George R.R. Martin,
Song of Ice & Fire #3:
A Storm of Swords

(Spectra, 2003)

This is a stunning masterpiece!

A Storm of Swords is the third book in George R.R. Martin's masterful Song of Ice & Fire series. When I started reading it, I was operating under the assumption this was the conclusion of the series, which had once been advertised as a trilogy. Now, I understand the series is planned as a seven-book project. No matter which book in the series A Storm of Swords is, it is stunning. All of the magic of the first book, A Game of Thrones, is here, but the tone is darker. Comparing A Storm of Swords to A Game of Thrones is like comparing The Empire Strikes Back to Star Wars: A New Hope.

In this episode of the series, the fighting amongst the Kingdoms of Westeros intensifies and the death-toll mounts. This is a brutal story, with no mercy shown to anyone by anyone. The reader better be prepared for that, as no character is safe. You will likely end up yelling, "No! Not him (or her)!" at least once.

Why do I like this book?

1) The technique of rotating viewpoints is used to perfection. It lets the reader see situations and characters from inside and out, and from different viewpoints, resulting in a fuller, richer understanding of everything. It also allows the otherwise-unthinkable option of an apparently crucial main character dying.

2) The writing and editing are flawless. I remember no logical contradictions, no editing errors and no slow spots. It's a huge book, but it moves well. I've read smaller books that had more lapses.
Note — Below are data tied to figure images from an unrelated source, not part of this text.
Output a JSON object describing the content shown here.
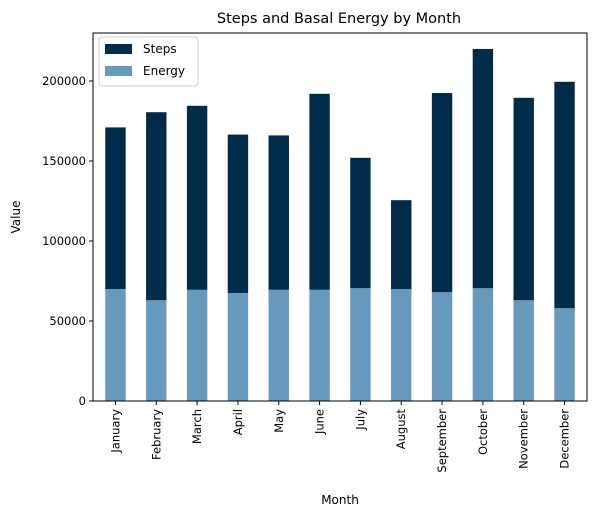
{
  "chart_data": {
    "type": "bar",
    "stacked": true,
    "title": "Steps and Basal Energy by Month",
    "xlabel": "Month",
    "ylabel": "Value",
    "ylim": [
      0,
      230000
    ],
    "yticks": [
      0,
      50000,
      100000,
      150000,
      200000
    ],
    "ytick_labels": [
      "0",
      "50000",
      "100000",
      "150000",
      "200000"
    ],
    "categories": [
      "January",
      "February",
      "March",
      "April",
      "May",
      "June",
      "July",
      "August",
      "September",
      "October",
      "November",
      "December"
    ],
    "series": [
      {
        "name": "Energy",
        "color": "#6699bb",
        "values": [
          70000,
          63000,
          69500,
          67500,
          69500,
          69500,
          70500,
          70000,
          68000,
          70500,
          63000,
          58000
        ]
      },
      {
        "name": "Steps",
        "color": "#002b49",
        "values": [
          101000,
          117500,
          115000,
          99000,
          96500,
          122500,
          81500,
          55500,
          124500,
          149500,
          126500,
          141500
        ]
      }
    ],
    "legend": {
      "position": "top-left",
      "entries": [
        "Steps",
        "Energy"
      ]
    },
    "grid": false
  }
}
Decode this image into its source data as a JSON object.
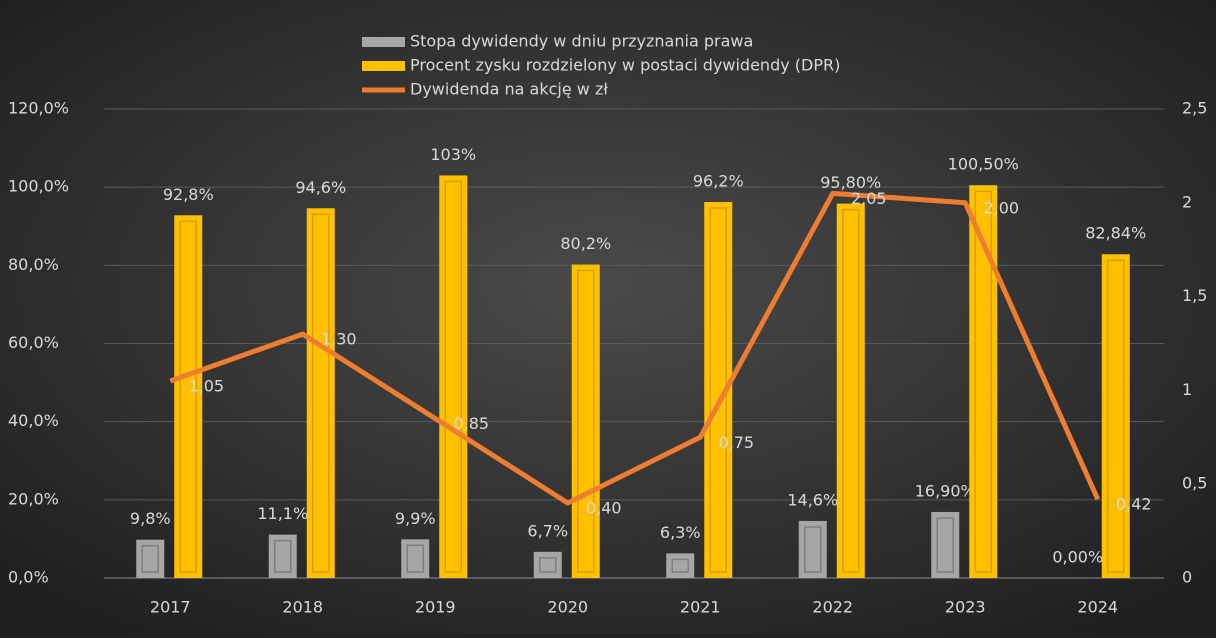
{
  "chart_data": {
    "type": "bar",
    "categories": [
      "2017",
      "2018",
      "2019",
      "2020",
      "2021",
      "2022",
      "2023",
      "2024"
    ],
    "series": [
      {
        "name": "Stopa dywidendy w dniu przyznania prawa",
        "type": "bar",
        "color": "#a6a6a6",
        "values": [
          9.8,
          11.1,
          9.9,
          6.7,
          6.3,
          14.6,
          16.9,
          0.0
        ],
        "value_labels": [
          "9,8%",
          "11,1%",
          "9,9%",
          "6,7%",
          "6,3%",
          "14,6%",
          "16,90%",
          "0,00%"
        ]
      },
      {
        "name": "Procent zysku rozdzielony w postaci dywidendy (DPR)",
        "type": "bar",
        "color": "#ffc000",
        "values": [
          92.8,
          94.6,
          103,
          80.2,
          96.2,
          95.8,
          100.5,
          82.84
        ],
        "value_labels": [
          "92,8%",
          "94,6%",
          "103%",
          "80,2%",
          "96,2%",
          "95,80%",
          "100,50%",
          "82,84%"
        ]
      },
      {
        "name": "Dywidenda na akcję w zł",
        "type": "line",
        "axis": "y2",
        "color": "#ed7d31",
        "values": [
          1.05,
          1.3,
          0.85,
          0.4,
          0.75,
          2.05,
          2.0,
          0.42
        ],
        "value_labels": [
          "1,05",
          "1,30",
          "0,85",
          "0,40",
          "0,75",
          "2,05",
          "2,00",
          "0,42"
        ]
      }
    ],
    "ylim": [
      0,
      120
    ],
    "yticks": [
      {
        "value": 0,
        "label": "0,0%"
      },
      {
        "value": 20,
        "label": "20,0%"
      },
      {
        "value": 40,
        "label": "40,0%"
      },
      {
        "value": 60,
        "label": "60,0%"
      },
      {
        "value": 80,
        "label": "80,0%"
      },
      {
        "value": 100,
        "label": "100,0%"
      },
      {
        "value": 120,
        "label": "120,0%"
      }
    ],
    "y2lim": [
      0,
      2.5
    ],
    "y2ticks": [
      0,
      {
        "value": 0.5,
        "label": "0,5"
      },
      1,
      {
        "value": 1.5,
        "label": "1,5"
      },
      2,
      {
        "value": 2.5,
        "label": "2,5"
      }
    ],
    "grid": true,
    "legend": "top"
  }
}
3) Some of the characters continue the transformations from what they were in the first book. There is no longer any doubt the characters are developing and evolving. Some of the transformations are stunning (no, I won't give them away). Also, after starting with a huge cast of main or possible-main characters, the cast is slowly but steadily narrowing, and the reader can easily see huge culminating confrontations on the horizon.

4) Possibly because of the shifting-viewpoint technique mentioned above, the author is able to create a plot that is extremely complex and intricate, but still coherent.

This series is not for impatient readers. For moderately patient readers, wait for the series to be finished in five years or so, and then set aside a major piece of reading time and do the whole series. For die-hard fans, grab them when they're released and gobble them up. Whatever your approach, you won't be disappointed.